Ich liebe die immer neuen kreativen Herausforderungen, dazu kommt die Freude mit und für Menschen zu arbeiten, sie zum Lachen und Staunen zu bringen, Kinder wie Erwachsene.
Die vergangenen Jahre haben mich mit meinem neuen Beruf in die ganze Welt geführt: Workshops für Ballonfestivals in Brasilien und Singapur waren ebenso dabei wie die Einladung zum World Balloon Art Festival in China. Und auch in Österreich durfte ich bereits mehrere Ausstellungen für Einkaufszentren gestalten.
Natürlich gibt es auch Schattenseiten. Was mir fehlt, ist der tägliche soziale und fachliche Austausch mit Kolleginnen und Kollegen und die gemeinsamen Kaffeepausen. Das versuche ich durch Kooperationen mit österreichischen Dekorateuren und Dekorateurinnen und regelmäßige Kontakte zu meinen Berufs-Kolleginnen und -kollegen im Ausland auszugleichen. Auch die Herausforderung, neben den Aufträgen kontinuierlich Marketing zu betreiben, ist groß.

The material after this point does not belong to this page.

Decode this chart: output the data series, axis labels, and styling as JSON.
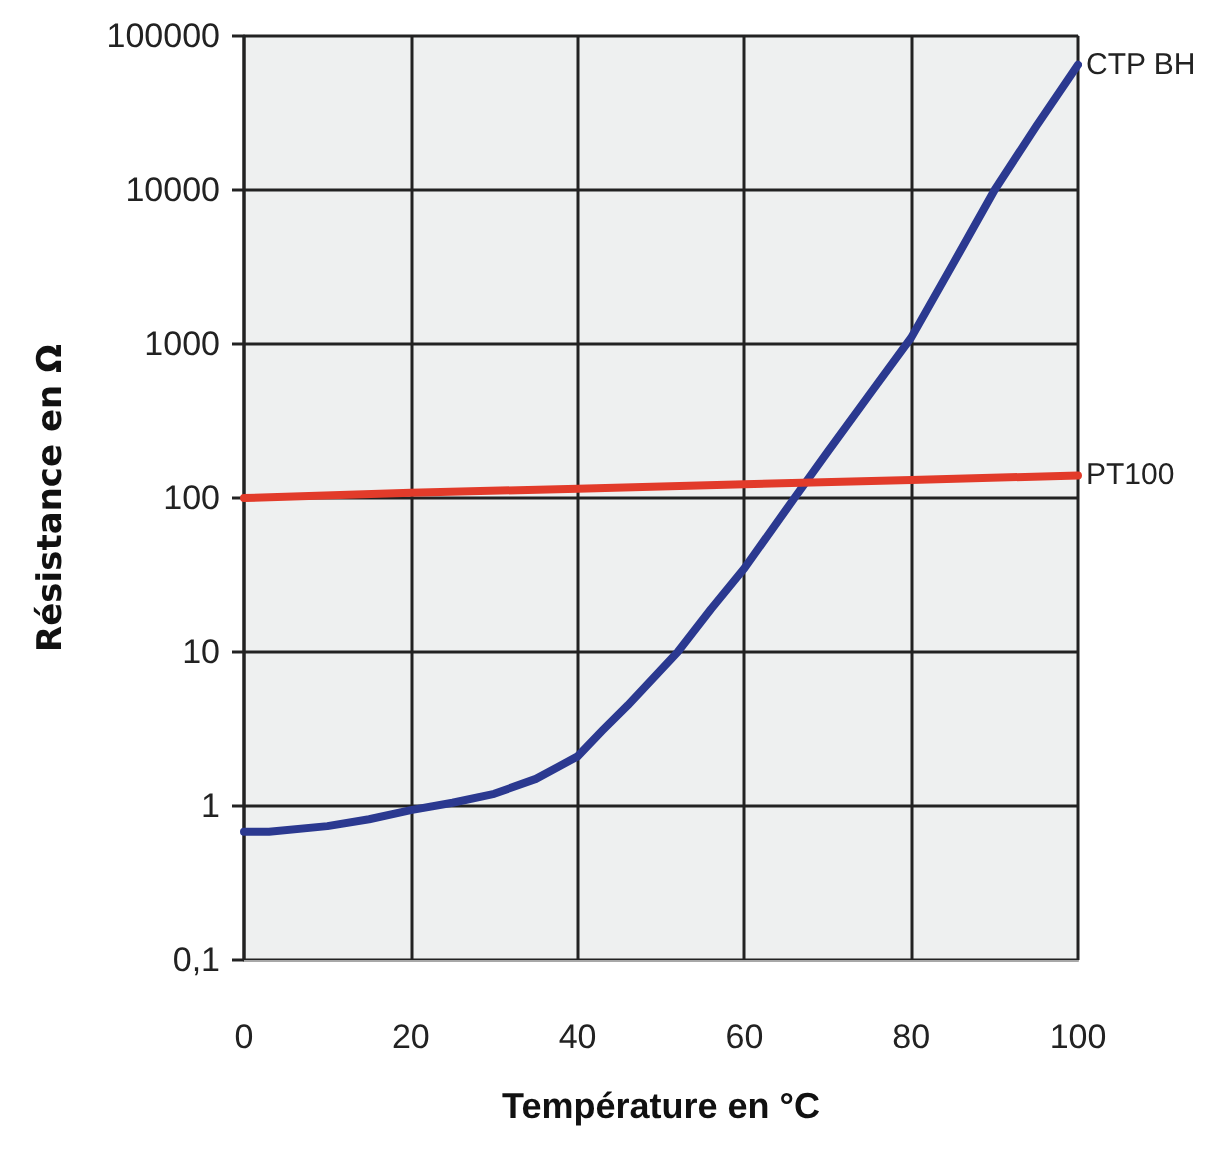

In den nächsten Jahren möchte ich meine luftige Kunst vor allem in Österreich vermehrt anbieten. Mein mittelfristiges Ziel ist ein eigenes Atelier, wo ich Workshops halten und eine fixe Mitarbeiterin oder einen fixen Mitarbeiter beschäftigen kann.
Aber auch heute schon stehe ich in einem Beruf, den man so nicht planen kann, und der mir vielleicht auch passiert ist, weil ich in den richtigen Momenten ja gesagt habe. (Sabina Kellner, 30.7.2019)
Sabina Kellner ist selbständige Luftballonkünstlerin.